Ils me rapportent de l’or, des vivres, des jeunes femmes. Tout cela, ça vient d’un petit village à trente kilomètres d’ici. Un village qui avait oublié de payé la taxe... ou dont j’ai perdu le nom dans les registres. Cela ne fait rien. Dans les cages, je regarde les jolies proies résignées. Il y en a une demi-douzaine. Mes gobelins ont pour consigne de ne prendre que les plus jolies. Je peux ensuite en tirer de bons prix sur le marché aux esclaves, du moins quand elles ne sont pas trop abîmées. C’est une activité annexe, oui, je sais, ce n’est pas particulièrement glorieux. Si ça peut vous rassurer, je ne vais pas moi-même les vendre à la crier. C’est un butin presque comme un autre.
Je me demande ce qui arriverait si un aventurier se pointait à ce moment précis. Cela n’a pas beaucoup de chance d’arriver, bien sûr. Cela fait plus d’une semaine que je n’ai rien vu de tel. Selon mes prévisions, les premiers devraient arriver, en réaction aux vagues de pillage, dans deux jours au mieux. Des grands dadais envoyés par un prince qui ne veut pas y aller lui-même, ou des croquants vengeurs. Il y a toujours quelques pressés, cependant.
Il est d’abord nécessaire pour eux de traverser la forêt. Les dangers ne sont pas aussi nombreux qu’on pourrait le croire, même si quelques unes de mes tribus rôdent toujours. Les autres types de bandits n’existent pas dans mon périmètre. Ils sont mauvais pour le business. Je les fais partir. Le chemin du Donjon n’est pas ensuite difficile à trouver : les sentiers de terre, les traces de pas et de chariots y convergent. De plus, il dépasse sensiblement la hauteur des arbres. Ça n’a rien d’étonnant en soi : je l’ai conçu pour qu’il saute aux yeux des aventuriers comme un nez au milieu du visage. Est-ce qu’un nez saute ?! Je n’en sais rien. Je n’ai pas de nez.
Une fois le voyage fait, les aventuriers voient toujours la même chose : une grande tour, le Donjon en personne. Il y a une fenêtre unique, à quatre mètres du sol, mais surtout une porte en bois. Cette dernière n’est même pas fermée, c’est dire. Lorsqu’on l’ouvre, une odeur assez infecte s’en dégage. C’est le ménage. Le ménage n’a pas été fait depuis longtemps. Mes employés n’ont aucun sens de la propreté.

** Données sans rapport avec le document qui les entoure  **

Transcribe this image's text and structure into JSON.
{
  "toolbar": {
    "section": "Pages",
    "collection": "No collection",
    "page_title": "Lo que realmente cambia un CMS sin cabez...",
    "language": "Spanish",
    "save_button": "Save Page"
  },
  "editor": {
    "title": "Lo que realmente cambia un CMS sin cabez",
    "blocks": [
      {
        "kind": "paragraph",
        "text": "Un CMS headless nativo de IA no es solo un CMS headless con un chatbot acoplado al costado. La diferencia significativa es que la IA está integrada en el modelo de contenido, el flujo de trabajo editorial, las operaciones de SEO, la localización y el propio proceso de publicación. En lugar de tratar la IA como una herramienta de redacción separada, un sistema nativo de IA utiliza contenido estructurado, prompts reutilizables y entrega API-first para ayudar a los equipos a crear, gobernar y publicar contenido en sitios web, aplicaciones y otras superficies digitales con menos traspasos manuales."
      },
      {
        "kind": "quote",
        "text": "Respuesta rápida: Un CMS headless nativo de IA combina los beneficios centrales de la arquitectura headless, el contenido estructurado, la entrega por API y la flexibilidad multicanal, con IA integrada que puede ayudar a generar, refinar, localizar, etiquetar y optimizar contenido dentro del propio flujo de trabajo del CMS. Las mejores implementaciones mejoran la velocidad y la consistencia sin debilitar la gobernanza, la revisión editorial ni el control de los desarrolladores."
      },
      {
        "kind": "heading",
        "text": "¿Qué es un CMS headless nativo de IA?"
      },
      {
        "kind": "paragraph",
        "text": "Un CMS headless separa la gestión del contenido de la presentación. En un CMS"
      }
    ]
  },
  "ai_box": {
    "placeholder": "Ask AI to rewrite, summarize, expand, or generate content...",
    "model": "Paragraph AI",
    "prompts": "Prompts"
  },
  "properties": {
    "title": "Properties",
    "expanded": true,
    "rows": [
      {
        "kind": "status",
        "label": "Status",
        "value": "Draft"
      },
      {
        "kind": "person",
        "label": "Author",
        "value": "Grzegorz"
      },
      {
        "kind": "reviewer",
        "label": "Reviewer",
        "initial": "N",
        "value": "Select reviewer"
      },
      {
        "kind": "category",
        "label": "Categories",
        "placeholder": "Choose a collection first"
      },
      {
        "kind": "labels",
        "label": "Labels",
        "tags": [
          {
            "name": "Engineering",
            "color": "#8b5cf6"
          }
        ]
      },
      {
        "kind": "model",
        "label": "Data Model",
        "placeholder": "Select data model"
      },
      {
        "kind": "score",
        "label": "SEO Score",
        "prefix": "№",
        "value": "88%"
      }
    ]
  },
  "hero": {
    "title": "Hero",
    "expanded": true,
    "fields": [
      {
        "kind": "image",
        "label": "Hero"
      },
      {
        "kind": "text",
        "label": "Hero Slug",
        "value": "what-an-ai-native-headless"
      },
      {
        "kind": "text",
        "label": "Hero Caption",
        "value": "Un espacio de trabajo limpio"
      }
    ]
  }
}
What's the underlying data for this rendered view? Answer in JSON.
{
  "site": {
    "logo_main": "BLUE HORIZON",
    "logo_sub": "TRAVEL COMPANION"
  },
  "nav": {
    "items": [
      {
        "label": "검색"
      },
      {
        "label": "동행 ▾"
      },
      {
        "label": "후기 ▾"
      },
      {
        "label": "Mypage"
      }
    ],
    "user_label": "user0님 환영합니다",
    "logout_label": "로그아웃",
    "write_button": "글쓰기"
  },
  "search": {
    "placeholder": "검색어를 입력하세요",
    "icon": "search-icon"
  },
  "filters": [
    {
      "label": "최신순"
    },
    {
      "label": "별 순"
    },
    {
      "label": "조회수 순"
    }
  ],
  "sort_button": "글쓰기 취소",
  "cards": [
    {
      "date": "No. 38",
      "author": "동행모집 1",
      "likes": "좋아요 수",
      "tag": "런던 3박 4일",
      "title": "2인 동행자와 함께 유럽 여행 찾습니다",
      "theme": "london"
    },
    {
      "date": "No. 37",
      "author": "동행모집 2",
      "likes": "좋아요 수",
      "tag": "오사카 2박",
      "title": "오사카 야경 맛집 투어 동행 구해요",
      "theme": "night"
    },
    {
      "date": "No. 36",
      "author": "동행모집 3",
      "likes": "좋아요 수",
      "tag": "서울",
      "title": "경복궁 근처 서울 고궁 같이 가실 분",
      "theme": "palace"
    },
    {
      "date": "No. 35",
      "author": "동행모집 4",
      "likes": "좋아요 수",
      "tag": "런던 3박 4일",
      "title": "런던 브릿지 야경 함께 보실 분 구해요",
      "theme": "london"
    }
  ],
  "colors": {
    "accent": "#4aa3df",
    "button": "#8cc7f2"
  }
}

C’est une grande salle ronde, le vestibule, qui s’offre alors. La déco est très tribale : tout en pierre brute. Dans le fond, il y a un trou qui sent plus mauvais que le reste. Je vous déconseille d’y tomber. Il est d’un usage sanitaire. Les restes d’un campement, avec un peu de paille et quelques vieux restes. Sinon, rien que du très normal. Il y a du sang séché un peu partout, et surtout, des morceaux de chair. Attention, pas de corps entiers. Juste des bras, des doigts, et d’autres masses plus difficilement identifiables d’un rouge terne. Pourtant, il ne paraît rien y avoir de dangereux. Avant, c’était un ogre qui me servait de portier. Depuis, il est parti, et personne n’a voulu prendre sa place... pas que c’en soit une facile... Mais tout-de-même, je ne suis pas aidé.
Puis du côté opposé au camp, il y a deux portes identiques, noires. Elles ne sont pas non-plus closes. Je n’ai vraiment plus beaucoup de monstres disponibles. Je vais devoir innover un peu.